ALL KINDS OF PROBLEMS


We were joined by Moses Buthelezi and Sonnyboy Mmatle who also work as advisers at the centre. “This is a people’s centre. We deal with problems of the young and the old – even people from the hostel come here for help,” said Moses.


“We get many people who have been fired from work without a fair reason. Not only people who are working for the big companies get fired for no reason. It also happens to workers who work for black businessmen.”


“Many people do not know how to get money from the Unemployment Insurance Fund. We help people to apply for their UIF money. We also try to help women who get fired for taking maternity leave.

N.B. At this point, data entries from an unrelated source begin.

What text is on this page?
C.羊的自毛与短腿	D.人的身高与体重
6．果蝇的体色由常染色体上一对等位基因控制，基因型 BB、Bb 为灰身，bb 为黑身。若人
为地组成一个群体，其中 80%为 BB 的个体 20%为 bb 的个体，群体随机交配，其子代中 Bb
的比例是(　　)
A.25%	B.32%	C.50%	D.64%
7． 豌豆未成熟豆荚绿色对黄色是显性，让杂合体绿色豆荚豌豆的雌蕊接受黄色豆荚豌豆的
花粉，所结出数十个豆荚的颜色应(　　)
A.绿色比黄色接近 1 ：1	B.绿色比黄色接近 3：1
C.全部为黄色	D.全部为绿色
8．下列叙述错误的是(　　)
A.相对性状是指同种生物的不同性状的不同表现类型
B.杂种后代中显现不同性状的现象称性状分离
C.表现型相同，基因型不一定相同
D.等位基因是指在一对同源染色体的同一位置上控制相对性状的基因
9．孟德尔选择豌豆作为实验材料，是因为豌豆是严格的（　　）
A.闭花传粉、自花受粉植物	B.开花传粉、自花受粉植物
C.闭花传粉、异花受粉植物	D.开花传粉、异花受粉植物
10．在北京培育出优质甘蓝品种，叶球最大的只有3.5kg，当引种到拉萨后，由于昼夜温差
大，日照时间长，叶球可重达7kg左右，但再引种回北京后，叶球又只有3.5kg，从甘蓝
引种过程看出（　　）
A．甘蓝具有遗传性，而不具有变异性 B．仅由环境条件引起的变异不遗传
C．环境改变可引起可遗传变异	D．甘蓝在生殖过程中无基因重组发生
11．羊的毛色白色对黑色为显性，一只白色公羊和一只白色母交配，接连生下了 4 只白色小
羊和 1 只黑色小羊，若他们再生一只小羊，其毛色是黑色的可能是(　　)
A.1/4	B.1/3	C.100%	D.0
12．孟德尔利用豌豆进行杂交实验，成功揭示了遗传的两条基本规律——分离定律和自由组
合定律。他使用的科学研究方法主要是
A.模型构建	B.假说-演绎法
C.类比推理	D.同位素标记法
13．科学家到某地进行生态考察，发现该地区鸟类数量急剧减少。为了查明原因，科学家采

We try to help them get their jobs back.


“People also come to us with problems after they buy something, like insurance or furniture,” said Sonnyboy.”For example, somebody will buy furniture on H.P. They miss one monthly payment and the shop takes back their furniture. Or the person will miss one or two payments on an insurance policy and lose all their money.”


“Some people bring funny problems to the centre. One guy who divorced his wife long ago asked us to tell the court that he wanted his wife back. We told him that the court will not do that and he must rather go and ask his former wife for forgiveness”.


THE STATE OF EMERGENCY


“When the government brought in the first State of Emergency in 1985, many people started to come to us for help,” said Dan. “They needed to know what they could do when a person has been detained – and what few rights these detainees had.”


“Our job is not simple. Sometimes the police give us problems. We are only helping people with their rights under the law but the police think that we are helping the comrades. Some time ago they came and took all our books. They did not bring them back.”


“But we feel that we cannot close our eyes even if people make things difficult for us. Our people need our help, especially in these troubled times,” said Sonnyboy. ” I would like to see advice offices in every community, helping people with their problems.”


A HOPEFUL FACE


We thanked Dan, Moses and Sonnyboy for talking to us. As we made our way out, we again met Maria Mathebula. She was now looking a little less worried and a bit more hopeful.


She said the people at the advice centre had received a letter from the pension fund. It said the money will be sent as soon as possible. The people at the Tembisa Advice were able to help Martha Mathebula. They make no promises, but they always do their best.